At least 200,000 people died almost immediately from the blast, and thousands more were exposed to higher levels of radiation than anybody had ever been exposed to before.
The survivors of Hiroshima and Nagasaki became the most intensely studied people in the world.
"The detonation of the A-bomb," explains Professor Antone L Brooks of Washington State University, US, "was the first time that scientists had an opportunity really to look and to see the health effects of radiation; how much radiation was required to produce how much cancer."
In 1958, using data largely drawn from these bomb studies, scientists came up with an answer. It was called the Linear No Threshold (LNT) model and suggested all radiation, no matter how small, was dangerous.
It became the internationally recognised basis for assessing radiation risk.
Yet there has always been a problem with it. The data from Hiroshima and Nagasaki were for very high levels of radiation exposure, often in the range of thousands of millisieverts. There were no significant data for lower exposures, particularly below 200 millisieverts.
"The model was based on high doses and we just didn't know what was going on at lower doses of between one and 200 millisieverts," says Dr Repacholi.
Scientists simply guessed that if high-level radiation was dangerous then lower levels would also be hazardous. They made "an assumption", observes Dr Repacholi.
Chernobyl, where most people received radiation doses below 200 millisieverts, has been the first large-scale opportunity to test whether this assumption is true. The evidence from the Chernobyl Forum suggests it is not.
"Low doses of radiation are a [very] poor carcinogen," says Professor Brooks, who has spent 30 years studying the link between radiation and cancer.
"If you talk to anybody and you say the word radiation, immediately you get a fear response.
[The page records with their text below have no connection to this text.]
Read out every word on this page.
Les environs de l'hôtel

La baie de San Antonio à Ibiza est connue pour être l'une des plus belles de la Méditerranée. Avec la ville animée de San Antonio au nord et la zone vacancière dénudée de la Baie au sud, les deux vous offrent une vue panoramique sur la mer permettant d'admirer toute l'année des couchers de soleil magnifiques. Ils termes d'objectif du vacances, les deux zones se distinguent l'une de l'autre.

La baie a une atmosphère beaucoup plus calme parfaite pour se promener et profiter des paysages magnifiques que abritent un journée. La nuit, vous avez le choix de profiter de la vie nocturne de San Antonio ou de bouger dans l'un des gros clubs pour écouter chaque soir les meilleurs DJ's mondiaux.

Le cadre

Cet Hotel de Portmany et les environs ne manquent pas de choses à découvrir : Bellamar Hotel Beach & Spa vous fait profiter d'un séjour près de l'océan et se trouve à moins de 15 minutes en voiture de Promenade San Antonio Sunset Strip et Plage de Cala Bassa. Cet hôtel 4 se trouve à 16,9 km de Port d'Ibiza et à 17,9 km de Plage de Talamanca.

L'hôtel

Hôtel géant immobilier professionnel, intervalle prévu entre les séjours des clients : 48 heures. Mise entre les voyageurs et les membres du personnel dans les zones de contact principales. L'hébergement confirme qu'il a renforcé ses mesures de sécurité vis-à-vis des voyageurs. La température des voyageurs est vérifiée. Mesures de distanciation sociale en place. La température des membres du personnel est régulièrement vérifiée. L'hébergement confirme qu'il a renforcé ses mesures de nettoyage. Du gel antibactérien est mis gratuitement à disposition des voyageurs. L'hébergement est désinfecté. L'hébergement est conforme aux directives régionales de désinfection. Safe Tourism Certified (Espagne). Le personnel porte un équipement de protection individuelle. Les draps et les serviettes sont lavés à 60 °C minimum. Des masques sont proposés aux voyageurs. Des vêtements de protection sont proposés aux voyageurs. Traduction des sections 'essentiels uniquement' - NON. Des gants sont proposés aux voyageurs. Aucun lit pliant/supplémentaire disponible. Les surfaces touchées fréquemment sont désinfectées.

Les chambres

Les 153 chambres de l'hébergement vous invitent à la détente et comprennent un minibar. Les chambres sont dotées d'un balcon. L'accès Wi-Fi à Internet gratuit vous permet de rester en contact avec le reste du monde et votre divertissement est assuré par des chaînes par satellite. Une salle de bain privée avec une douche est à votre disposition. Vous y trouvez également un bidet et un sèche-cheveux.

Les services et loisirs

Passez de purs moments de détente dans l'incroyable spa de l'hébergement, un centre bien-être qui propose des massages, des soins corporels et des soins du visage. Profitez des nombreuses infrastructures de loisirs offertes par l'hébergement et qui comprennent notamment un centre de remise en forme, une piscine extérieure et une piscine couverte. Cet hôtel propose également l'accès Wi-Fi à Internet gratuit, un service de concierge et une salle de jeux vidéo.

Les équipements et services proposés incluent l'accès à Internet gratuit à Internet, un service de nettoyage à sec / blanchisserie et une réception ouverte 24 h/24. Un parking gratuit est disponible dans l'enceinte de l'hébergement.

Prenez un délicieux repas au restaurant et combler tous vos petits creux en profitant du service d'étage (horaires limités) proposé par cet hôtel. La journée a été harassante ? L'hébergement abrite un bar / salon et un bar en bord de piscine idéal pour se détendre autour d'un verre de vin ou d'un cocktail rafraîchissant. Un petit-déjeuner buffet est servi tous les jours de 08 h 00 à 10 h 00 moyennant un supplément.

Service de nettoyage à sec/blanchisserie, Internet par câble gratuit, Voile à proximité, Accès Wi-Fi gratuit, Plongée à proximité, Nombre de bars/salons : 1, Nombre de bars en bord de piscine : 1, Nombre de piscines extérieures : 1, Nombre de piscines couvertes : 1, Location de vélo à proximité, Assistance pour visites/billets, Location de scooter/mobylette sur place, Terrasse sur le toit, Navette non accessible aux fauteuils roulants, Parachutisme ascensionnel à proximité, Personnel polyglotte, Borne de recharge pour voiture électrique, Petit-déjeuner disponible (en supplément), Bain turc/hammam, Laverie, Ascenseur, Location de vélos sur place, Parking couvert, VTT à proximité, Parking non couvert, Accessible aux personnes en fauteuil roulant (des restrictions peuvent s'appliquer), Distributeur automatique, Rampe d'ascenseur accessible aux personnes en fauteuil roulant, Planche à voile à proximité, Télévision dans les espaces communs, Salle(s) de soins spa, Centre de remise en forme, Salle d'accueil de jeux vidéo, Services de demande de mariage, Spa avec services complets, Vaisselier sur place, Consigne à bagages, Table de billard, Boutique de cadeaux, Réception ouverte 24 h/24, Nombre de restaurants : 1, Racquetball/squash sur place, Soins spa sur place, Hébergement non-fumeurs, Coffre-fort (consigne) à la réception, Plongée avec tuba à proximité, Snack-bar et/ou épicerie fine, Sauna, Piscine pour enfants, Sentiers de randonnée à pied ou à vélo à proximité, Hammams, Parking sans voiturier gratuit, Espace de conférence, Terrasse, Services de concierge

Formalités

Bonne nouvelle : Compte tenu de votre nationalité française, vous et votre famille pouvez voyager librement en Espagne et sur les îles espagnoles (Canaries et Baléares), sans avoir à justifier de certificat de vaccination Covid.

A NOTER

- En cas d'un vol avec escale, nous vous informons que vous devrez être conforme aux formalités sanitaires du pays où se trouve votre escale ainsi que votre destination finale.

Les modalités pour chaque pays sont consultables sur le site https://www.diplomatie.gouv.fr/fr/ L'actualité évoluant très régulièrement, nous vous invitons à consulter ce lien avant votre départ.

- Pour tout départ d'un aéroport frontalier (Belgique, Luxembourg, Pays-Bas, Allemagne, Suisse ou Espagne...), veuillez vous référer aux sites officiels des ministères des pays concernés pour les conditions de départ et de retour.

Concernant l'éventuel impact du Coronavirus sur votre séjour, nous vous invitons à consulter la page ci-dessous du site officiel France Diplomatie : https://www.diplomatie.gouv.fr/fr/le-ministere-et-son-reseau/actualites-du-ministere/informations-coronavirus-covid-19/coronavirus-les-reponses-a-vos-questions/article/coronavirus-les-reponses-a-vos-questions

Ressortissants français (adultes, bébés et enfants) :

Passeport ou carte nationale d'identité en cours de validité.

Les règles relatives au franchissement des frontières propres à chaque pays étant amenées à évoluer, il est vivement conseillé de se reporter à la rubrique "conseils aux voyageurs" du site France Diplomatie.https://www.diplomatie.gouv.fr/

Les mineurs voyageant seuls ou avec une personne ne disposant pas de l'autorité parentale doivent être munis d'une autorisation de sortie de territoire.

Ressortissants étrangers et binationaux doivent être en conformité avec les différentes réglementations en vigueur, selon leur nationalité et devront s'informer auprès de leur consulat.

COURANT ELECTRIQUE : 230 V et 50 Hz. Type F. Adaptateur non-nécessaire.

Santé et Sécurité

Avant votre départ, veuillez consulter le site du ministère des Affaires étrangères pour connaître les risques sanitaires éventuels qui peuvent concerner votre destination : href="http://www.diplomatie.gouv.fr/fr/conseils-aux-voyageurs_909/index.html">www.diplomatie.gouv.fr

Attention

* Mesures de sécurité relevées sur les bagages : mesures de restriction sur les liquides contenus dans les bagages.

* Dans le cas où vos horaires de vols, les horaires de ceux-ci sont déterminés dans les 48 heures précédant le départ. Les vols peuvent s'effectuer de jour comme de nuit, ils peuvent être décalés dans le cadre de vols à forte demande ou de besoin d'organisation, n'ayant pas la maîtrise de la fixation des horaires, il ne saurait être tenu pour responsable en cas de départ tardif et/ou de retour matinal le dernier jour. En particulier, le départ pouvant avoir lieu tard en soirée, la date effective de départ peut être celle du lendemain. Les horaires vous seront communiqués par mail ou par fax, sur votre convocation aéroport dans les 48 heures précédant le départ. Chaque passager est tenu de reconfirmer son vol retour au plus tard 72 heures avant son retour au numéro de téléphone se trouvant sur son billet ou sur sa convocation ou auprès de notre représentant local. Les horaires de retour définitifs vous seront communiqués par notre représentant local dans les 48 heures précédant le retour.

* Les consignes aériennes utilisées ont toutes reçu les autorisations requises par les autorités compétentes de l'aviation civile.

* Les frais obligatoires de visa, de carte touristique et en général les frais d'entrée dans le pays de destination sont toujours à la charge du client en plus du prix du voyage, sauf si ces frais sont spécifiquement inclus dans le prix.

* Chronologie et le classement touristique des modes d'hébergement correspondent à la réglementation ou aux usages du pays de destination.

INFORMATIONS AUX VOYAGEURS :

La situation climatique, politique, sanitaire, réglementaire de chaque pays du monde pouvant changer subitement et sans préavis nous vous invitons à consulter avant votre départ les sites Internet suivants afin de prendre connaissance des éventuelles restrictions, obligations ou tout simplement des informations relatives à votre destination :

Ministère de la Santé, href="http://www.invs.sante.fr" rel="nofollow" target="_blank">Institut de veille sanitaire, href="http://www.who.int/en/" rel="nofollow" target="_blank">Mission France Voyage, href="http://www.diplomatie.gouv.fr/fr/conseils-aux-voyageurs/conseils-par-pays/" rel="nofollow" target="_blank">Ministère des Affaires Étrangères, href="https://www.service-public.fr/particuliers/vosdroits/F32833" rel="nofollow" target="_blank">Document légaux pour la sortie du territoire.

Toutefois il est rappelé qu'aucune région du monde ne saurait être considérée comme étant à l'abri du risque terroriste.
That fear response has caused people to do things that are scientifically unfounded."
Other studies have come to even more startling conclusions.
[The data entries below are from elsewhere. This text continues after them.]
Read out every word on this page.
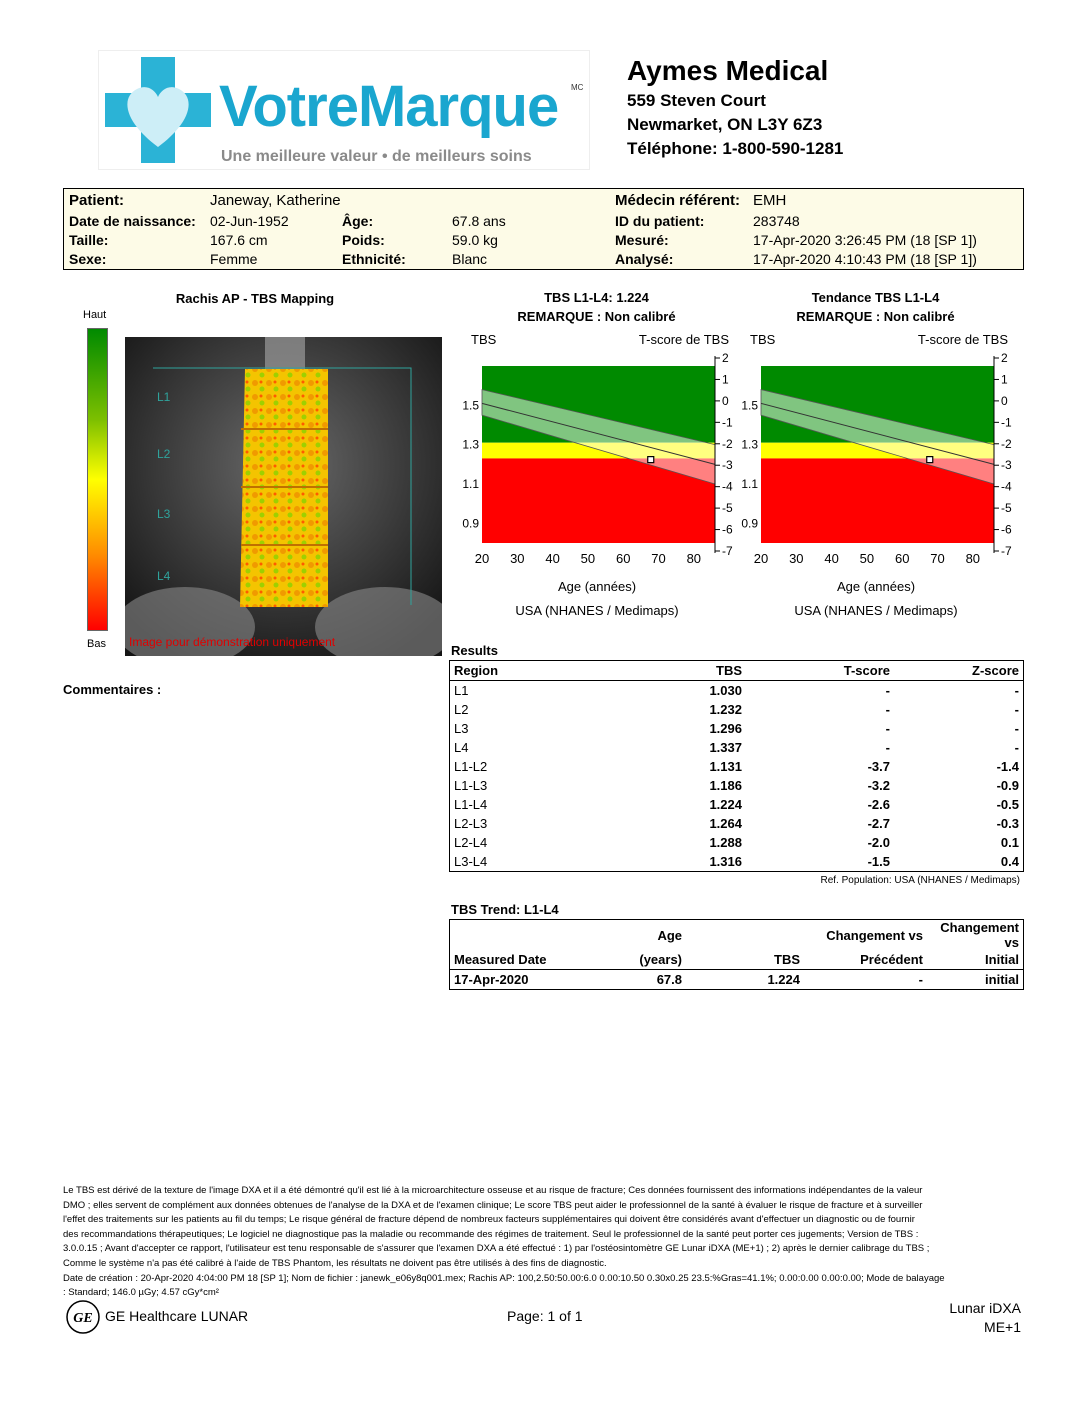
VotreMarque MC
Une meilleure valeur • de meilleurs soins
Aymes Medical
559 Steven Court
Newmarket, ON L3Y 6Z3
Téléphone: 1-800-590-1281
Patient:	Janeway, Katherine	Médecin référent: EMH
Date de naissance: 02-Jun-1952	Âge:	67.8 ans	ID du patient:	283748
Taille:	167.6 cm	Poids:	59.0 kg	Mesuré:	17-Apr-2020 3:26:45 PM (18 [SP 1])
Sexe:	Femme	Ethnicité:	Blanc	Analysé:	17-Apr-2020 4:10:43 PM (18 [SP 1])
Rachis AP - TBS Mapping
Haut
Bas
L1
L2
L3
L4
Image pour démonstration uniquement
Commentaires :
TBS L1-L4: 1.224
REMARQUE : Non calibré
TBS	T-score de TBS
0.9
1.1
1.3
1.5
2
1
0
-1
-2
-3
-4
-5
-6
-7
20 30 40 50 60 70 80
Age (années)
USA (NHANES / Medimaps)
Tendance TBS L1-L4
REMARQUE : Non calibré
TBS	T-score de TBS
0.9
1.1
1.3
1.5
2
1
0
-1
-2
-3
-4
-5
-6
-7
20 30 40 50 60 70 80
Age (années)
USA (NHANES / Medimaps)
Results
Region	TBS	T-score	Z-score
L1	1.030	-	-
L2	1.232	-	-
L3	1.296	-	-
L4	1.337	-	-
L1-L2	1.131	-3.7	-1.4
L1-L3	1.186	-3.2	-0.9
L1-L4	1.224	-2.6	-0.5
L2-L3	1.264	-2.7	-0.3
L2-L4	1.288	-2.0	0.1
L3-L4	1.316	-1.5	0.4
Ref. Population: USA (NHANES / Medimaps)
TBS Trend: L1-L4
	Age		Changement vs	Changement vs
Measured Date	(years)	TBS	Précédent	Initial
17-Apr-2020	67.8	1.224	-	initial
Le TBS est dérivé de la texture de l'image DXA et il a été démontré qu'il est lié à la microarchitecture osseuse et au risque de fracture; Ces données fournissent des informations indépendantes de la valeur
DMO ; elles servent de complément aux données obtenues de l'analyse de la DXA et de l'examen clinique; Le score TBS peut aider le professionnel de la santé à évaluer le risque de fracture et à surveiller
l'effet des traitements sur les patients au fil du temps; Le risque général de fracture dépend de nombreux facteurs supplémentaires qui doivent être considérés avant d'effectuer un diagnostic ou de fournir
des recommandations thérapeutiques; Le logiciel ne diagnostique pas la maladie ou recommande des régimes de traitement. Seul le professionnel de la santé peut porter ces jugements; Version de TBS :
3.0.0.15 ; Avant d'accepter ce rapport, l'utilisateur est tenu responsable de s'assurer que l'examen DXA a été effectué : 1) par l'ostéosintomètre GE Lunar iDXA (ME+1) ; 2) après le dernier calibrage du TBS ;
Comme le système n'a pas été calibré à l'aide de TBS Phantom, les résultats ne doivent pas être utilisés à des fins de diagnostic.
Date de création : 20-Apr-2020 4:04:00 PM 18 [SP 1]; Nom de fichier : janewk_e06y8q001.mex; Rachis AP: 100,2.50:50.00:6.0 0.00:10.50 0.30x0.25 23.5:%Gras=41.1%; 0.00:0.00 0.00:0.00; Mode de balayage
: Standard; 146.0 µGy; 4.57 cGy*cm²
GE GE Healthcare LUNAR	Page: 1 of 1	Lunar iDXA
ME+1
Professor Ron Chesser, of Texas Tech University, US, has spent 10 years studying animals living within the 30km exclusion zone surrounding Chernobyl.
He has found that, far from the effects of low-level radiation being carcinogenic, it appears to boost those genes that protect us against cancer.
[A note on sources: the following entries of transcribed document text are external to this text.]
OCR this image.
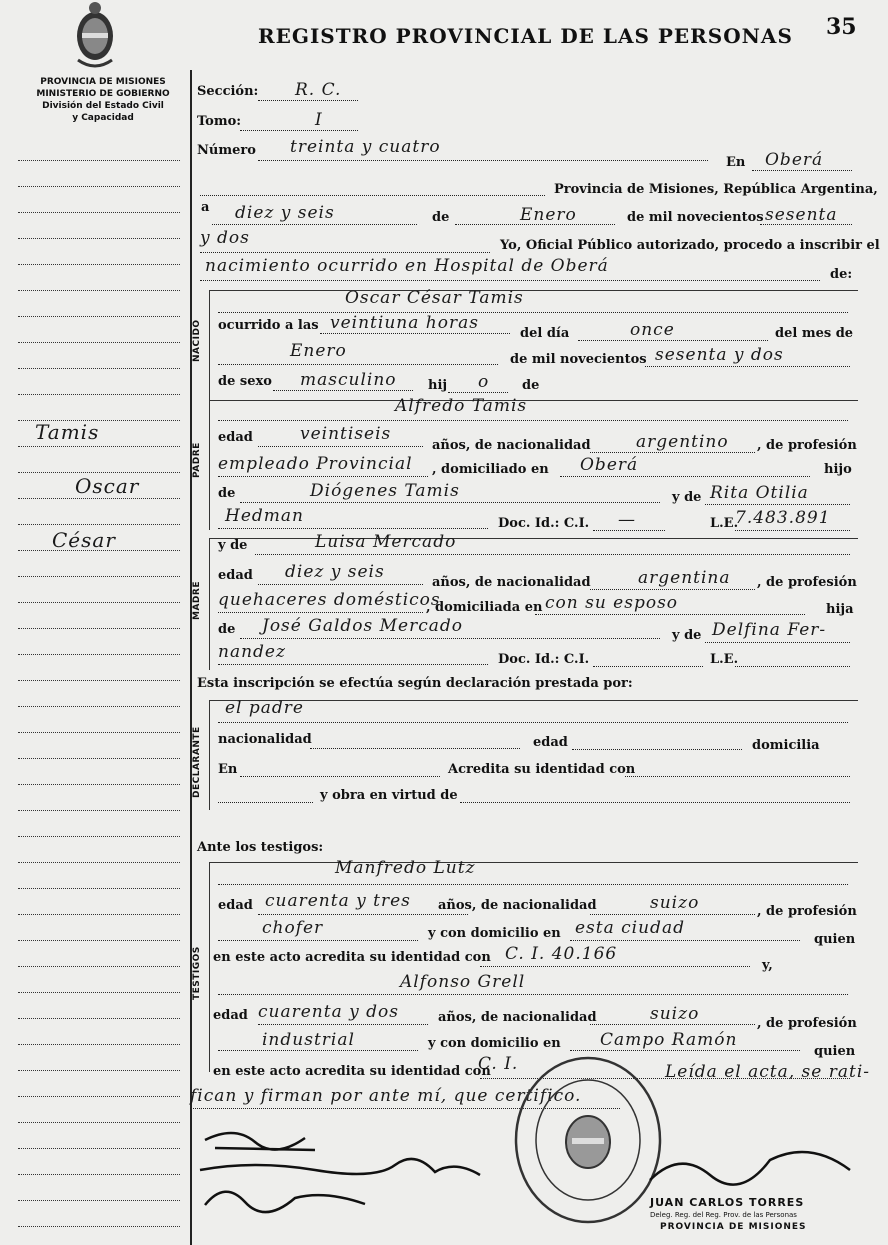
PROVINCIA DE MISIONES
MINISTERIO DE GOBIERNO
División del Estado Civil
y Capacidad
Tamis
Oscar
César
REGISTRO PROVINCIAL DE LAS PERSONAS 35
Sección: R. C.
Tomo:	I
Número treinta y cuatro
En Oberá
Provincia de Misiones, República Argentina,
a diez y seis	de	Enero	de mil novecientos sesenta
y dos	Yo, Oficial Público autorizado, procedo a inscribir el
nacimiento ocurrido en Hospital de Oberá	de:
NACIDO
Oscar César Tamis
ocurrido a las veintiuna horas
del día	once	del mes de
Enero	de mil novecientos sesenta y dos
de sexo masculino hij o	de
PADRE
Alfredo Tamis
edad	veintiseis
años, de nacionalidad	argentino , de profesión
empleado Provincial , domiciliado en Oberá	hijo
de	Diógenes Tamis	y de Rita Otilia
Hedman	Doc. Id.: C.I. —	L.E.
7.483.891
MADRE
y de	Luisa Mercado
edad diez y seis
años, de nacionalidad	argentina , de profesión
quehaceres domésticos
, domiciliada en con su esposo	hija
de José Galdos Mercado	y de Delfina Fer-
nandez	Doc. Id.: C.I.	L.E.
Esta inscripción se efectúa según declaración prestada por:
DECLARANTE
el padre
nacionalidad	edad	domicilia
En	Acredita su identidad con
y obra en virtud de
Ante los testigos:
TESTIGOS
Manfredo Lutz
edad cuarenta y tres años, de nacionalidad	suizo	, de profesión
chofer	y con domicilio en esta ciudad
quien
en este acto acredita su identidad con C. I. 40.166
y,
Alfonso Grell
edad cuarenta y dos	años, de nacionalidad	suizo	, de profesión
industrial	y con domicilio en Campo Ramón
quien
en este acto acredita su identidad con
C. I.	Leída el acta, se rati-
fican y firman por ante mí, que certifico.
JUAN CARLOS TORRES
Deleg. Reg. del Reg. Prov. de las Personas
PROVINCIA DE MISIONES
"One of the thoughts that comes out of this is that prior exposure to low levels of radiation actually may have a beneficial effect," Professor Chesser says.
Today, although most radiation scientists are reluctant to sign up to radiation hormesis, as this phenomenon is known, there is a growing body of opinion that it is time to rethink the LNT model and with it our attitude to radiation exposure below about 200 millisieverts.
Residents in nearby Pripyat were evacuated soon after the accident
However, a number of radiological protection scientists still advocate the use of the LNT model.
In April, the WHO's International Agency for Research on Cancer (IARC) published a report that used the latest LNT-based radiation risk projection models to update the estimated cancer deaths from Chernobyl.
It concluded that about 16,000 people across Europe could die as a result of the accident.
Dr Peter Boyle, director of the IARC, put the row over the figures into perspective: "Tobacco smoking will cause several thousand times more cancers in the same population."
Chernobyl was about as bad as a power station accident gets - a complete melt down of the reactor core - yet the lessons of the accident suggest that among the myriad of issues surrounding nuclear power, the threat to human health posed by radiation has been overstated.